In \nabla \mathcal{L}(x^*, \lambda^*), we ignore to subtract \sum\limits_{i \in \xi \cup \iota \backslash \mathcal{A}(x^*)} \lambda_i^* \nabla c_i(x^*) because KKT conditions indicate that\lambda_i=0 for i \in \xi \cup \iota \backslash \mathcal{A}(x^*), i.e., for those inactive inequality constraints g_i(x^*) > 0.

Note that, we require LICQ holds at x^* so that \lambda^* is unique. LICQ is called constraint qualification.

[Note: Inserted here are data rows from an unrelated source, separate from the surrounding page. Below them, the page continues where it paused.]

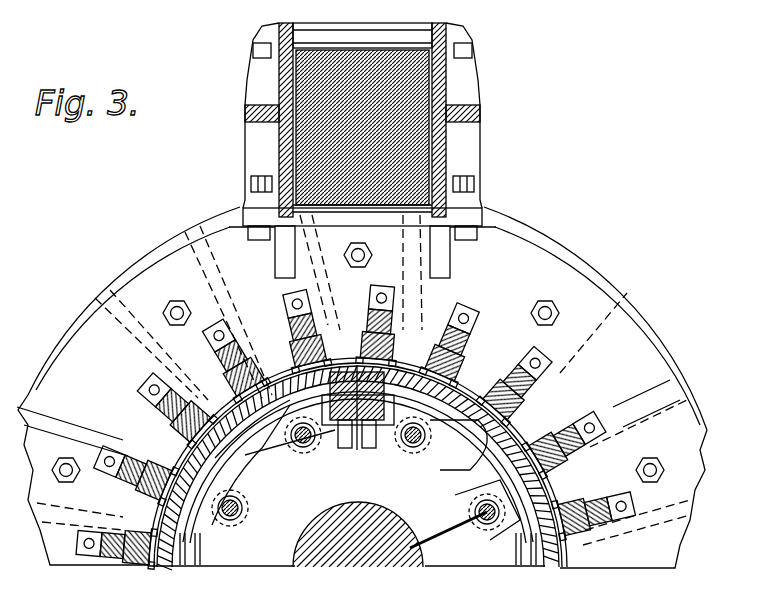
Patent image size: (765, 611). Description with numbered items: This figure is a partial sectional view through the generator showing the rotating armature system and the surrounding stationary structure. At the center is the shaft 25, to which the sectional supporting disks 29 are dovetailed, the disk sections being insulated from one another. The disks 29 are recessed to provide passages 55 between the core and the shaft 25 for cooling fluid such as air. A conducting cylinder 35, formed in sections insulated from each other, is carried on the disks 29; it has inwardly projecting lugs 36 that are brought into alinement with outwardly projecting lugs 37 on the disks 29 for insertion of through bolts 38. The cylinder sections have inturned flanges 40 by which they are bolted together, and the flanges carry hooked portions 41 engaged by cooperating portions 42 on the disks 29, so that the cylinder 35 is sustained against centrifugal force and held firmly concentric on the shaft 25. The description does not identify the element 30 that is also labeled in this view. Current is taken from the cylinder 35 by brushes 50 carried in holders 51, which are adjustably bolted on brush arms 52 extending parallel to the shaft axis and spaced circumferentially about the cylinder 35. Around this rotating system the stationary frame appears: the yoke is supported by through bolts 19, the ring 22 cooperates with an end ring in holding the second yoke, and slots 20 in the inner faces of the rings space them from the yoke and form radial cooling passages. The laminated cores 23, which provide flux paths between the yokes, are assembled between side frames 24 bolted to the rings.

The through bolt 19 is at (177, 306).
The slot 20 is at (642, 323).
The ring 22 is at (562, 268).
The core 23 is at (412, 78).
The side frame 24 is at (452, 148).
The shaft 25 is at (355, 550).
The supporting disk 29 is at (263, 560).
The lever 30 is at (462, 447).
The conducting cylinder 35 is at (358, 476).
The inwardly projecting lug 36 is at (232, 492).
The outwardly projecting lug 37 is at (230, 532).
The through bolt 38 is at (303, 448).
The inturned flange 40 is at (330, 400).
The hooked portion 41 is at (345, 448).
The cooperating portion 42 is at (369, 448).
The brush 50 is at (316, 330).
The brush holder 51 is at (450, 338).
The brush arm 52 is at (517, 380).
The passage 55 is at (442, 512).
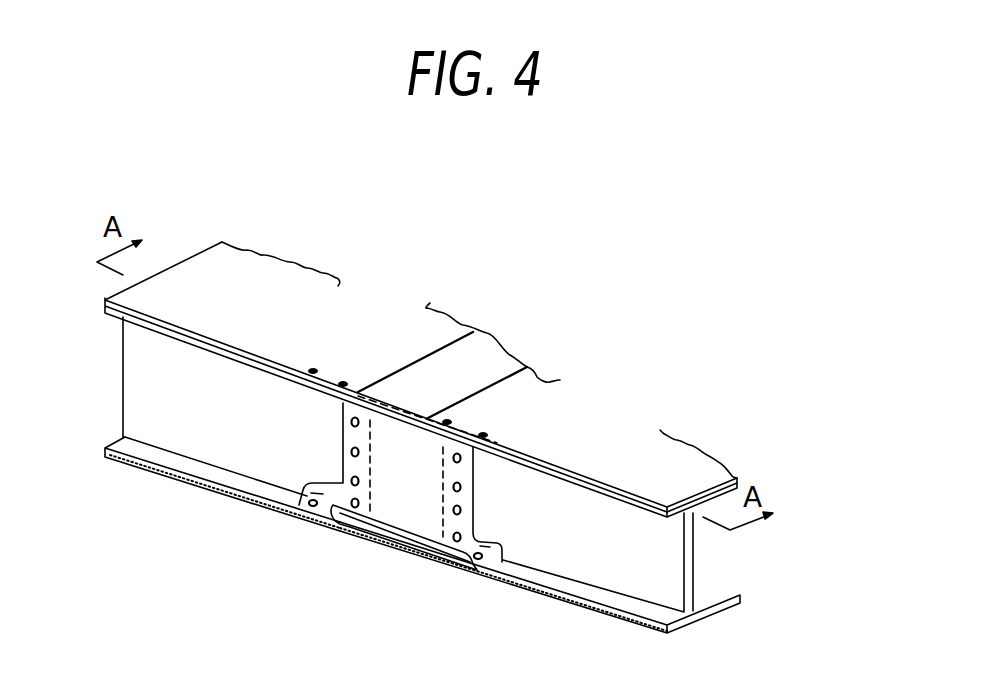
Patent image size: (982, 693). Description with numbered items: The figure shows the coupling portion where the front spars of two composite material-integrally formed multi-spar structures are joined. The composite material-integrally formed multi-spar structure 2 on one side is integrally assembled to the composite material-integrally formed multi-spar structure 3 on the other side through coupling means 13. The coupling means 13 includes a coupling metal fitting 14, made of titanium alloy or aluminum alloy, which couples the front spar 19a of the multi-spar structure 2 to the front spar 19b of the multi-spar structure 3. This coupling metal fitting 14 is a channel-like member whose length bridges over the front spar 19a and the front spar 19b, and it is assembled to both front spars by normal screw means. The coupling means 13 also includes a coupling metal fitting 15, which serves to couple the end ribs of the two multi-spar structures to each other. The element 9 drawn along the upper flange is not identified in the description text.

The composite material-integrally formed multi-spar structure 2 is at (122, 393).
The composite material-integrally formed multi-spar structure 3 is at (658, 557).
The upper flange reinforcing plate 9 is at (298, 283).
The coupling means 13 is at (518, 325).
The coupling metal fitting 14 is at (487, 480).
The coupling metal fitting 15 is at (474, 352).
The front spar 19a is at (268, 465).
The front spar 19b is at (610, 575).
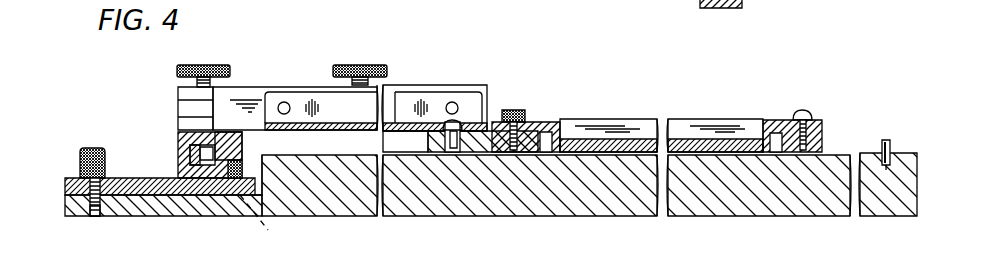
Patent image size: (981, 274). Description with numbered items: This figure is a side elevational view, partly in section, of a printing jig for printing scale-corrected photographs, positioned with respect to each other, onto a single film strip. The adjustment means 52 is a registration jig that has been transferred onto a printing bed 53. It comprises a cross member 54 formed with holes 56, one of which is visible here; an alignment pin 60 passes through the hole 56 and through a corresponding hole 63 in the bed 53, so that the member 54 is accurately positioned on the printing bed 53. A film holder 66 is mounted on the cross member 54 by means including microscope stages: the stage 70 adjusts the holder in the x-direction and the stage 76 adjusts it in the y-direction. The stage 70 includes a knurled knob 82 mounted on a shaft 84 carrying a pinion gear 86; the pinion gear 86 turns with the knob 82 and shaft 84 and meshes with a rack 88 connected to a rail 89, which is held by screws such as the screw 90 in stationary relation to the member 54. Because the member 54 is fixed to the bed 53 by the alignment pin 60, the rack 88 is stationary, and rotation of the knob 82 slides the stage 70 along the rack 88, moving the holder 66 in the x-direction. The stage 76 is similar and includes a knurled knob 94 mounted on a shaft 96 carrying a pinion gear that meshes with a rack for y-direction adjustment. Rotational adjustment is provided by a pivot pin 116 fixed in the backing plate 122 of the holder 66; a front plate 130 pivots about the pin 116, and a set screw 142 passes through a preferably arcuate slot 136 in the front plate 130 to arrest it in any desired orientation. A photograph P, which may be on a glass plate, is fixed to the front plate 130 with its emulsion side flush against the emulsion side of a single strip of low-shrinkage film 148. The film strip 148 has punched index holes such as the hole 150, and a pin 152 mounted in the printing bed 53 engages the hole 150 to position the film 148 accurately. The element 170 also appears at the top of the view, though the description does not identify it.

There are other constraint qualifications that must hold to guarantee KKT conditions hold if x is a local minimum. (See https://www.math.washington.edu/~burke/crs/516/notes/cq_lec.pdf) For example, if x^* is a local minimum and Abadie constraint qualification (ACQ) holds at x^*, then KTT conditions still hold. Here ACQ is a weaker constraint qualification than LICQ because LICQ => ACQ.

Here is my rough understanding of KKT conditions: We want to let argmin_x \mathcal{L}(x, \lambda) = argmin_x f(x) subject to the same constraints. \mathcal{L}(x, \lambda) consists of f(x) and a bunch of -\lambda_i g_i(x) and -\lambda_i c_i(x). To make sure \mathcal{L}(x, \lambda) and f(x) have the same local solution x^*, you must do the following checks:

  • For a local minimum x^* of f(x), if \lambda_i^* g_i(x^*) > 0, then argmin_x \mathcal{L}(x, \lambda) = argmin_x f(x) is not guaranteed unless \lambda_i^* g_i(x^*) = 0. Put it in other words, if you want \mathcal{L}(x, \lambda) to have the same optimum as f(x), then \lambda_i g_i(x), the term added to\mathcal{L}(x, \lambda) besides f(x), should not influence f(x) and \mathcal{L}(x, \lambda) to reach their local minimum at x^* at the same time.
  • For equality constraints and active inequality constraints,  \lambda_i^* c_i(x^*) and \lambda_i^* g_i(x^*) are zeros which can be safely added to \mathcal{L}(x^*, \lambda^*) without affecting x^* being the local optimum for both \mathcal{L}(x, \lambda) and f(x).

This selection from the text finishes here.